Hay una razón por la que el regalo para mamá es el más difícil de todos: llevas toda la vida regalándole. Ya recibió flores, perfumes, bufandas, tazas con frases y todo el catálogo de la culpa filial de último minuto. Y sin embargo, cada año, ahí está la fecha otra vez. Esta guía intenta romper el ciclo.
Primero, un cambio de enfoque
El error de base es preguntarse "¿qué le compro?". La pregunta correcta es "¿qué le haría bien?". Las mamás —como cualquier persona, pero más, porque suelen ponerse al final de su propia fila— acumulan necesidades postergadas: descanso, tiempo, pequeños lujos que jamás se darían a sí mismas. El mejor regalo suele vivir en esa lista invisible.
Ideas según el tipo de mamá
La mamá que nunca descansa
Su frase típica es "yo estoy bien" mientras hace tres cosas a la vez. Para ella, regala descanso con fecha y hora, porque si se lo dejas abierto jamás lo tomará:
- Un masaje o día de spa con cita ya agendada.
- Una tarde libre garantizada: tú te encargas de la casa, la comida o los nietos.
- Ropa de descanso de calidad: una bata buena, pantuflas que no den vergüenza ajena.
La mamá cocinera
Cuidado aquí: regalarle utensilios a quien cocina por obligación es regalarle más trabajo. Pero si cocinar es su orgullo y su territorio, el buen equipo la emociona:
- Un cuchillo de verdad o una tabla de madera hermosa.

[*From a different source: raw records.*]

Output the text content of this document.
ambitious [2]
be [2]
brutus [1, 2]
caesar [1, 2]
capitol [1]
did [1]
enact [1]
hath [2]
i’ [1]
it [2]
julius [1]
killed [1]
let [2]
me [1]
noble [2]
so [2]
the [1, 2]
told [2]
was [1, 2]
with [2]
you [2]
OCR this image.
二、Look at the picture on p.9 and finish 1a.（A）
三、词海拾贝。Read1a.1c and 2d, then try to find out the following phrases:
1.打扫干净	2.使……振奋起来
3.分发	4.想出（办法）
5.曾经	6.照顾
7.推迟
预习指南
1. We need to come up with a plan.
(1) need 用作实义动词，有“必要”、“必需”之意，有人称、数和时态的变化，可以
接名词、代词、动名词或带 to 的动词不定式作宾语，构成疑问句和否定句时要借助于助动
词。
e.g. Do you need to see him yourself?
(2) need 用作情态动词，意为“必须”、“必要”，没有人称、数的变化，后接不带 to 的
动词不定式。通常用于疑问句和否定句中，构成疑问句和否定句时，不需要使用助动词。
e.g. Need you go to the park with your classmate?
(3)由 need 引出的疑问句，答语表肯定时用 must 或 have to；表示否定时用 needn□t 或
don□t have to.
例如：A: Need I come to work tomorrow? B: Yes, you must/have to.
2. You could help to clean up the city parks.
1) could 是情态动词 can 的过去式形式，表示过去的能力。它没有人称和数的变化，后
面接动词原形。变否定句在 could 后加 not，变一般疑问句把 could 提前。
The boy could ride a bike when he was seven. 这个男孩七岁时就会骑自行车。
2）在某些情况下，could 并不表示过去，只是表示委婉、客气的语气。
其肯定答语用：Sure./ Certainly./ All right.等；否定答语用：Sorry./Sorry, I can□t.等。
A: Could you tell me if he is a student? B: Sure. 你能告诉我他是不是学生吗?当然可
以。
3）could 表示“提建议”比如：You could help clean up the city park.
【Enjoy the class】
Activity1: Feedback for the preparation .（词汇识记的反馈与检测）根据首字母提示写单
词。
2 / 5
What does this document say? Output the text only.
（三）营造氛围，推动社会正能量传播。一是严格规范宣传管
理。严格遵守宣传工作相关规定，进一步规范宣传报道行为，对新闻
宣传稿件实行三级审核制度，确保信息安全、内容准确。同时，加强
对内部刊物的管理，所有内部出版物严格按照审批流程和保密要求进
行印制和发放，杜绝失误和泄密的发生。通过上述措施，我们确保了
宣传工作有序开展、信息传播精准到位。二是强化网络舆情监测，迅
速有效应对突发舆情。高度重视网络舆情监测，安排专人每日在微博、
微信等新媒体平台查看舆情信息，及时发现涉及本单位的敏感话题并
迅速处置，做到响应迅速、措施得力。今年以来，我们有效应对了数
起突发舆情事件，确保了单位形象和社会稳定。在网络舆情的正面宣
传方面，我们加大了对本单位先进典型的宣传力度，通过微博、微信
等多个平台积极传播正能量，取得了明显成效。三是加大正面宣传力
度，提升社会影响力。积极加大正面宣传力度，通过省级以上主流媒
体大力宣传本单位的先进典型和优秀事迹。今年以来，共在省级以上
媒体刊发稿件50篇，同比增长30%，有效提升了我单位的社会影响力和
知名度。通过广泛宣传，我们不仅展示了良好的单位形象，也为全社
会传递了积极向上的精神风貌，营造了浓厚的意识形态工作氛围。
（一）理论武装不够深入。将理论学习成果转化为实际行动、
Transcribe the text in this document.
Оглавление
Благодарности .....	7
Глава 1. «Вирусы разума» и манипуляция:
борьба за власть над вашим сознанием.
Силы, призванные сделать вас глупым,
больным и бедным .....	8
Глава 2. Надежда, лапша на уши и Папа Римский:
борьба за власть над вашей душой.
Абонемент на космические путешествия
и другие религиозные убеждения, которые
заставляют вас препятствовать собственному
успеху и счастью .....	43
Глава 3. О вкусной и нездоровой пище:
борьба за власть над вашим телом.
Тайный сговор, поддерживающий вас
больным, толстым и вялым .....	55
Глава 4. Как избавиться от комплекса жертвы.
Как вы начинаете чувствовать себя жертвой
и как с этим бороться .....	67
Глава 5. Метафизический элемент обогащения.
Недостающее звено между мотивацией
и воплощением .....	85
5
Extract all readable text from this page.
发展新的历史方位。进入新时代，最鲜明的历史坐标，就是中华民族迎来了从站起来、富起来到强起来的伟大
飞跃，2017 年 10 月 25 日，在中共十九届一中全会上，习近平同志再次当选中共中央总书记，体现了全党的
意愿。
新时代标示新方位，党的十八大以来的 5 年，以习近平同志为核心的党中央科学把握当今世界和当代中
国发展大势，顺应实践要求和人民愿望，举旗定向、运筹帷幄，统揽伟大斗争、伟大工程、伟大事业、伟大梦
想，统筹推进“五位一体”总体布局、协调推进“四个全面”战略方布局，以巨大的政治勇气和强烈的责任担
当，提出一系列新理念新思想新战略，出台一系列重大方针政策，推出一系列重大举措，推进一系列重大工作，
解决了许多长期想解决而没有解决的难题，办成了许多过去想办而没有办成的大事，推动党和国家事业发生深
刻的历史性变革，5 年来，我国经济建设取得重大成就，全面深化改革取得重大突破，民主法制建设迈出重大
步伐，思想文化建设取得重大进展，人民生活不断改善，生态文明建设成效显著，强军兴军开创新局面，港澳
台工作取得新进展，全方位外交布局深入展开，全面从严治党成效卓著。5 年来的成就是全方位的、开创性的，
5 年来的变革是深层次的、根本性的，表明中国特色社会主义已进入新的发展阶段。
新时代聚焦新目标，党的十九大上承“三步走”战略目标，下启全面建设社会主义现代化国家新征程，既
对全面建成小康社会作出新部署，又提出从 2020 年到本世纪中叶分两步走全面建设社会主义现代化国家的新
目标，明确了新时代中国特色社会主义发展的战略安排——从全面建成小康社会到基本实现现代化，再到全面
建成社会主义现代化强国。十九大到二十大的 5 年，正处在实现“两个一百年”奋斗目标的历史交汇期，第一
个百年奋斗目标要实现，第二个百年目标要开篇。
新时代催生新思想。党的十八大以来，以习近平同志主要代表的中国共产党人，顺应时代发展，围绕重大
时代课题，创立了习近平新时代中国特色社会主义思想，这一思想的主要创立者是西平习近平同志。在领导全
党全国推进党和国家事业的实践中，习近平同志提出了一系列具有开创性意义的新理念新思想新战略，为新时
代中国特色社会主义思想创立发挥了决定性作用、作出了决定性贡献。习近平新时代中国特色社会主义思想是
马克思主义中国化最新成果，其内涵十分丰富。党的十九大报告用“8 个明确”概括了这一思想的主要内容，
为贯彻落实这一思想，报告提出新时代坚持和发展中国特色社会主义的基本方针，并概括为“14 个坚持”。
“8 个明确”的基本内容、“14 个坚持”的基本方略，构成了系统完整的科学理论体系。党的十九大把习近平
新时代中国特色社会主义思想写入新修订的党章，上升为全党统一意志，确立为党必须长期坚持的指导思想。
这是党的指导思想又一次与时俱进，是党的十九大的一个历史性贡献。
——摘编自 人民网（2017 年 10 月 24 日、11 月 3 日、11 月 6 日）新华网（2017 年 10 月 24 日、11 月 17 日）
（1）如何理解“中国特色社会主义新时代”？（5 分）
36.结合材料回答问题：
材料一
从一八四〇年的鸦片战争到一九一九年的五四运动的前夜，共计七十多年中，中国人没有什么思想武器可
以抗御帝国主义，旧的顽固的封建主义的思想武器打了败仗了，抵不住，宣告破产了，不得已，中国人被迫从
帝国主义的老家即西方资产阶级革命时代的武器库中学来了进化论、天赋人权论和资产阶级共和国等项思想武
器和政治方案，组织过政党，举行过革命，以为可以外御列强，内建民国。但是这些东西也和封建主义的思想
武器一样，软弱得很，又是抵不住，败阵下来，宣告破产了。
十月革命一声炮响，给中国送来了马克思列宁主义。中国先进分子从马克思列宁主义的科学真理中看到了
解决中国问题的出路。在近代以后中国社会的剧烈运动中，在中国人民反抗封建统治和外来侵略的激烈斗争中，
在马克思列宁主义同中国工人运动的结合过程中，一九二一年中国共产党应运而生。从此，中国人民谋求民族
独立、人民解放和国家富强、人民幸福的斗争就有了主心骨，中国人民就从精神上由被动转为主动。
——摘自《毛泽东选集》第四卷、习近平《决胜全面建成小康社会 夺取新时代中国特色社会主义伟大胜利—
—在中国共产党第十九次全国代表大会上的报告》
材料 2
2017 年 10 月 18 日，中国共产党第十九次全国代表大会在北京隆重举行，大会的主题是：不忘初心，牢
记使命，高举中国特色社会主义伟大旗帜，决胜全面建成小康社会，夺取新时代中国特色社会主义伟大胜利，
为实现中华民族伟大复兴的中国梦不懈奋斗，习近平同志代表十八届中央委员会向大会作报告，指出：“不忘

- Ingredientes que no se compraría: un aceite de oliva excelente, especias raras, un vinagre añejo.
- Una clase de cocina de algo que no domina, mejor si van juntos.
La mamá tecnológica (o la que quiere serlo)
- Una tablet para sus series y videollamadas, ya configurada con sus cuentas.
- Un marco digital que se alimenta de las fotos que la familia sube a distancia. Es el regalo que más lágrimas produce, avisado queda.
- Audífonos cómodos para sus caminatas o llamadas.
La mamá de plantas, tejido o jardín
Las mamás con hobbies son las más fáciles de complacer y las más fáciles de arruinar con genéricos. No le regales "una planta": pregunta en su vivero habitual qué le falta, o consigue esa lana o herramienta específica que menciona desde hace meses. La especificidad es la forma más clara del cariño.
La mamá que "no necesita nada"
Todas dicen eso; ninguna lo dice en serio. Para ella, los regalos de experiencia compartida son imbatibles:
- Una comida en ese restaurante del que habló una vez.
- Entradas para teatro, concierto o cine, en plural: la compañía es el regalo.
- Un viaje corto, aunque sea de un día, a un lugar de su historia personal.
El regalo que ninguna mamá confiesa querer
Tiempo de calidad sin pantalla, sin apuro y sin motivo. Si la distancia lo permite, la visita sorpresa con comida incluida derrota a cualquier objeto de esta lista. Si la distancia no lo permite, una videollamada larga y programada —no el saludo de tres minutos— llega sorprendentemente lejos.
Presupuestos honestos
- Menos de 500: flores más una carta escrita a mano (la carta hace todo el trabajo), un libro elegido con intención, su dulce o café favorito en versión premium.
- Entre 500 y 1500: el masaje agendado, la ropa de descanso buena, la cena fuera.
- Más de 1500: tecnología configurada y lista, la escapada corta, o el regalo en grupo entre hermanos que logra lo que ninguno alcanzaría solo.
Sobre el regalo en grupo: es la gran herramienta subutilizada del regalo materno. Tres hermanos poniéndose de acuerdo consiguen algo memorable en lugar de tres regalos medianos. Una lista compartida donde cada quien reserva su parte —en mybuket puedes crear la lista y dejar que cada hermano reserve— evita tanto los duplicados como la clásica llamada de "¿tú qué le vas a comprar?".
Lo que conviene evitar
- Electrodomésticos no pedidos. Una licuadora dice "pensé en tus obligaciones", no "pensé en ti". Distinto es si ella la pidió: entonces es oro.
- El perfume de siempre por inercia. Si le encanta, adelante. Si se lo regalas porque no se te ocurrió otra cosa, ella lo sabe.
- Cualquier cosa con la palabra "mamá" impresa. Tazas, cojines, delantales. Ya tiene siete.
La jugada maestra a largo plazo
Pídele que arme su lista de deseos. Costará convencerla —dirá que no necesita nada, como siempre— pero una vez que exista, los cumpleaños, el diez de mayo y la Navidad dejan de ser un examen sorpresa para toda la familia. Y ella, aunque no lo admita, va a disfrutar armándola.